Thoughts

Thoughts

Thursday, June 3, 2010

And Now I Lay Me Down To Sleep

The past month has been an emotional one for me to say the least. I have watched a dear friend struggle with the loss of the love of her life. Cancer was the demon we all expected to take him however it was something as simple as a heart attack that did it. Michael always liked things quick and to the point. So this was just like him. She waited for 35 years for an answer she never received. She waited patiently for him to decide. In the end he just quietly shut the door and left her with unanswered questions. I pray she finds the answers and finds her way back to us all. I miss my friend.

I had a dream the same dream several times prior to his passing. Finally, I decided to act on this dream. Thinking it was for another I decided to investigate. While visiting with my relatives I discovered it wasn't for my inner circle of family and friends. That dream was about him and for her. In my dream I am standing outside looking at a man with dark hair he is standing beside a small car. The car is dark in color. I cannot see his face clear enough to say who he is, yet I know this person. He keeps pointing to the woman inside the car and he tells me " She needs you". Three times I have this dream and each time it gets more urgent and the picture becomes clearer. Each time I pick up more details. Since my visit I have not dreamed this dream. So when she called me to tell me Michael had passed I was not surprised. I already knew, he had told me. She needed me and I went to her. Our visit was short but positive. She knows she is loved by me and my family.

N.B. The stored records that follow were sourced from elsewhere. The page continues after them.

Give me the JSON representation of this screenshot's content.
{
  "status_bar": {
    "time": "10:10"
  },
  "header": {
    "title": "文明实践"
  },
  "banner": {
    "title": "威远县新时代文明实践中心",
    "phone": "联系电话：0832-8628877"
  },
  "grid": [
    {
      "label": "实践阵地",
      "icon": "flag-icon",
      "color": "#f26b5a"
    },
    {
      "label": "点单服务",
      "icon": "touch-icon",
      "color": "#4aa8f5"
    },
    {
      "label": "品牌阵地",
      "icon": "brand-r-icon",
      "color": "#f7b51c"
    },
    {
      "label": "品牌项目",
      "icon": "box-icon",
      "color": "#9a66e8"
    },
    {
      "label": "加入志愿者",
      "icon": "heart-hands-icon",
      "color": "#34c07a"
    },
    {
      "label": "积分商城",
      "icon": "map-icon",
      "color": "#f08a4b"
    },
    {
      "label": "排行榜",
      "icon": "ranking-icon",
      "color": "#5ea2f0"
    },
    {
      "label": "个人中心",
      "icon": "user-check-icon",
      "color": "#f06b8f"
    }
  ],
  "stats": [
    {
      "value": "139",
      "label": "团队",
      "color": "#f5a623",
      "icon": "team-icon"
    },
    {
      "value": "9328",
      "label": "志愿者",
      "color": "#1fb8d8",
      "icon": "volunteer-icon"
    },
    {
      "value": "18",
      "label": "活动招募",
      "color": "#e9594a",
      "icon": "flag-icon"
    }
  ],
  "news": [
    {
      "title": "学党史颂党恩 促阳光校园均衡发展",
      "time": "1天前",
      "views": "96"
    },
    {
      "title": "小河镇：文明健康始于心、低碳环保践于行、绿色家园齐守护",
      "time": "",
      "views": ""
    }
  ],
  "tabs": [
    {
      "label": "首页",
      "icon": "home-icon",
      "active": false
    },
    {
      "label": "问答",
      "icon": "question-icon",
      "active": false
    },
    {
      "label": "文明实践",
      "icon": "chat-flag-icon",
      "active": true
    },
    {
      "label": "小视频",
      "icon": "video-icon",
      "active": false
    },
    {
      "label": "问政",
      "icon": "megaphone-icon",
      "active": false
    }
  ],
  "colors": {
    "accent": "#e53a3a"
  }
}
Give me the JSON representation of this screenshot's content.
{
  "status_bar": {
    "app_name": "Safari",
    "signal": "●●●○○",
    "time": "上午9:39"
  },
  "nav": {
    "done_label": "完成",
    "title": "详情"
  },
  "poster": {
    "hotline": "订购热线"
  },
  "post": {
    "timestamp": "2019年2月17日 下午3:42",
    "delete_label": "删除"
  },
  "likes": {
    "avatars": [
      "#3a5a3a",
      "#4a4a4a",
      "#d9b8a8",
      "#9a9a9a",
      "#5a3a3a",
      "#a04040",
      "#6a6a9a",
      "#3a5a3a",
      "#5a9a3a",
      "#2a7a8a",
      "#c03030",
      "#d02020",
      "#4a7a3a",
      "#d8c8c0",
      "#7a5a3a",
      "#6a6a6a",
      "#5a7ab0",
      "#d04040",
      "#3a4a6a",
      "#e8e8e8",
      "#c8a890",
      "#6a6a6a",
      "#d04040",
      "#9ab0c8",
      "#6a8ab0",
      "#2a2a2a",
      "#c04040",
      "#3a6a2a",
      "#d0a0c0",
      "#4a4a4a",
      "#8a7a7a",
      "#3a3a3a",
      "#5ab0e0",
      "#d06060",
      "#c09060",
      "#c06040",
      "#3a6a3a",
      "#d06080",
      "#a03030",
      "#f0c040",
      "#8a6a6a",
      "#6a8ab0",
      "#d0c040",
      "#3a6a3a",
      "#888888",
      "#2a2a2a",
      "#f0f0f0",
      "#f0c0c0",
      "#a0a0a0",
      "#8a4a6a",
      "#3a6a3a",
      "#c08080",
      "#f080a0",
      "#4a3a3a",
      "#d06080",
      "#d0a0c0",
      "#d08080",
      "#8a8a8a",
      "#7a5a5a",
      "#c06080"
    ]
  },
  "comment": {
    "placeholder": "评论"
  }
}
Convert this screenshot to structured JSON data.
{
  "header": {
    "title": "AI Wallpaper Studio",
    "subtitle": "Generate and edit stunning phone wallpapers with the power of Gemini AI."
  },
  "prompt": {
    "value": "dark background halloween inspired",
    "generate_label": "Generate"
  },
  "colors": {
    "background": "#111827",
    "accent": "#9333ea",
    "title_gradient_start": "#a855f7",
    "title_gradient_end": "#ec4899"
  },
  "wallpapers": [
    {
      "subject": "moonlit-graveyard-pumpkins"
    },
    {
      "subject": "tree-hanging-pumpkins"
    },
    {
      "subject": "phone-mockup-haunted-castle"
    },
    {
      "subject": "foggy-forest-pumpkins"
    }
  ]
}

A few short weeks ago another friend of mine suffered a devastating blow to herself and her family. Her husband, the love of her life, her happiness killed himself. He suffered from PTSD. No matter how many times he cried out for help there was no one there willing to help him. All he had was his beautiful wife and she was so overwhelmed. They tried every avenue open to them but were told to "take 2 Motrin and call me in the morning". Now one of America's finest heroes is gone. I pray every night that she can find the strength to go on for the sake of her children. I pray every day that she will find the peace he so desperately seeked and the answers she must gather for the sake of her children. In the end it is for the children we seek answers.

After his services in DE, I picked her up from the airport and we began the long ride to her home. We spoke about many things on that ride. Things I had long since stopped talking about but never forgot. I will always remember you Greg.

One of the things we talked about was Lady Bugs. My husband and I set free three Lady Bugs on our trip to the deep south. One in Alabama, one in Mississippi and the last in Bethlehelm, Ga. When we got home I found the crushed carnation she had played with under my car seat. I believe God was with us on that trip home from the airport. I believe there were others too.

My mother's first great grandson has been ill of late. I pray so hard that he will become strong and bounce back from all of this. I visited with him today and for the first time he wasn't crying and he seemed very content. I pray this is a good sign. Dear God, we as a family need a good sign today and tomorrow.

My baby sister has her own hurdle to jump and I as the eldest cannot take care of her. I cannot do this for her. I pray so hard. She is the only true sister I have and my life without her would be unbearable to say the least. So I pray tonight for her that all of the tests come back negative.

My mother always told me you don't need to go to church to talk with God. That if you want to speak to Him, just reach out and touch another living thing and start talking. God is in everything we see. He is in the wind that blows thru your hair, He is in the sweet sound of a baby sleeping and He is in the warm embrace we give to one another.

So I pray for them all. Until tomorrow my dears, I will pray for you.